When the Commission Report was published its flaws regarding national security were obvious. For example, the Commission based its report on its own Principle Two which states ‘the national security function should not be lodged entirely within the police organisation and it is now necessary to augment An Garda Síochána’s responsibility for security operations’ (O'Toole 2018, x). The problem of course is that An Garda Síochána is not tasked with the ‘national security function’ never mind being ‘lodged entirely’ within the force. The Commission failed to understand the difference between what is meant by ‘Security of the State’ an Irish state term, which is assigned to the Garda force, and the term National Security.

The Commission’s lack of relevant knowledge was further highlighted when it outlined the functions assigned to An Garda Síochána (O'Toole 2018, 10). It referenced the Garda Síochána Act 2005 but failed to include other state security functions assigned to the force as amended by the Garda Síochána (Policing Authority and Miscellaneous Provisions) Act 2015. These functions include inter alia:

  • protecting the state from espionage and ‘identifying foreign capabilities, intentions or activities within or relating to the State that impact on the international well-being or economic well-being of the State, and
  • co-operating with authorities in other states and international organisations aimed at preserving international peace, public order and security.’

It is incredulous that the Commission ignored these functions. The fact that a Minister for Justice in 2015 assigned these functions to a police force in the first place is itself incredulous and an indictment of amateurism at the top of Irish government. It should be noted that if one compares these functions with those assigned to the UK Security Services (commonly referred to as MI5) in the Security Service Act 1989 (UK Government 1989) one would find the wordings very similar.

The Commission, which if you remember included no intelligence expert, stated it was not convinced that setting up a separate agency was ‘either necessary or realistic at the present time’. Again, it was incredible that for such a serious matter, the Commission failed to give the reasons ‘why it was not convinced’.

The Report was accepted by the Minister for Justice, Mr. Flanagan and the government. The obvious flaws in the Report were not commented upon or challenged by politicians, academics, security correspondents or security commentators except for the Sunday Business Post (Murphy 2018).
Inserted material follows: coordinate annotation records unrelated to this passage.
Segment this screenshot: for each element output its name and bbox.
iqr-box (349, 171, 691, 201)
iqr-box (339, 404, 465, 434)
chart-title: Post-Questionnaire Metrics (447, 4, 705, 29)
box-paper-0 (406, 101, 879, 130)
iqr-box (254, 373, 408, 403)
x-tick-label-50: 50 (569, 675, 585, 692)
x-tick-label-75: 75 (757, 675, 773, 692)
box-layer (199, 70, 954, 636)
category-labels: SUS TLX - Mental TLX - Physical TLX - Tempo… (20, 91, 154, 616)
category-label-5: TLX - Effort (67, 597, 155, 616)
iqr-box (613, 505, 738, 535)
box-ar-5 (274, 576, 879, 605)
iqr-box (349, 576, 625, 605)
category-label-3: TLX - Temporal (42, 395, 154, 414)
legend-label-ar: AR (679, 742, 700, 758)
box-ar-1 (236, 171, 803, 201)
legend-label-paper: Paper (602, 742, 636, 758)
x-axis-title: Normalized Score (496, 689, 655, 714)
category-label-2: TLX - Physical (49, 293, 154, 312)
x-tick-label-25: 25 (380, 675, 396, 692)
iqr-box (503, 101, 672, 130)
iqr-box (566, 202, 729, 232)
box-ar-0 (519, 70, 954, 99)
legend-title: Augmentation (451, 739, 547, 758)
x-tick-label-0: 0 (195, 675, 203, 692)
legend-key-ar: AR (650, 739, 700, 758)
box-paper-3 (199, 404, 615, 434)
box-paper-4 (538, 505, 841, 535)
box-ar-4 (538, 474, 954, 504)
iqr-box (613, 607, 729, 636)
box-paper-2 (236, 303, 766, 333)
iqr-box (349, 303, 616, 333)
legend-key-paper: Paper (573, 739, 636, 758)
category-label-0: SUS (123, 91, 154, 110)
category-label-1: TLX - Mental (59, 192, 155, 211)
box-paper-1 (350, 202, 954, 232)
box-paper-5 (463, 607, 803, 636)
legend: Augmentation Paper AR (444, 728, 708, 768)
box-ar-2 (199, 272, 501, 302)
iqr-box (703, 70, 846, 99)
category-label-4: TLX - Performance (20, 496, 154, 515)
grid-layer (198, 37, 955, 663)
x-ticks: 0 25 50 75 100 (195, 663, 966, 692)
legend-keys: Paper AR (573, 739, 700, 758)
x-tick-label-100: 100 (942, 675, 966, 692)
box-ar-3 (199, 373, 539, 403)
This in my opinion highlights the paucity in this state of independent viewpoints separate from government on national security and defence matters. This surely explains our amateurish approach to defence and security matters.

One of the recommendations of the Commission was the establishment of a Strategic Threat Analysis Centre (STAC). This title was later changed by the minister to National Security Analysis Centre (NSAC). It was recommended that the Centre would be  based in the Department of the Taoiseach and headed by a National Security Coordinator with responsibility for synchronising national security strategy. The Centre would be tasked with developing and providing briefings and advice to the Taoiseach on all matters of national security and should bring together all sources of security intelligence and information from An Garda Síochána, the Department of Justice and Equality, the National Cyber Security Centre, the Defence Forces, the Department of Foreign Affairs and Trade and any other sources.

When the Commission Report was approved by the government however any clout given to the new office was neutered. For example, when the advert for the Coordinator vacancy was published it exposed that: the appointment was no longer the National Security Coordinator but the Director of The National Security Analysis Centre and answerable not to the Taoiseach but to his Secretary General; none of the other major responsibilities recommended for the position were mentioned. It should also be noted that it was reported that the person selected for the appointment did not have an intelligence background and did not stay long in the appointment before being redirected to other duties connected to Covid. It should also be noted that nothing of importance has been heard from the NSAC in the meantime.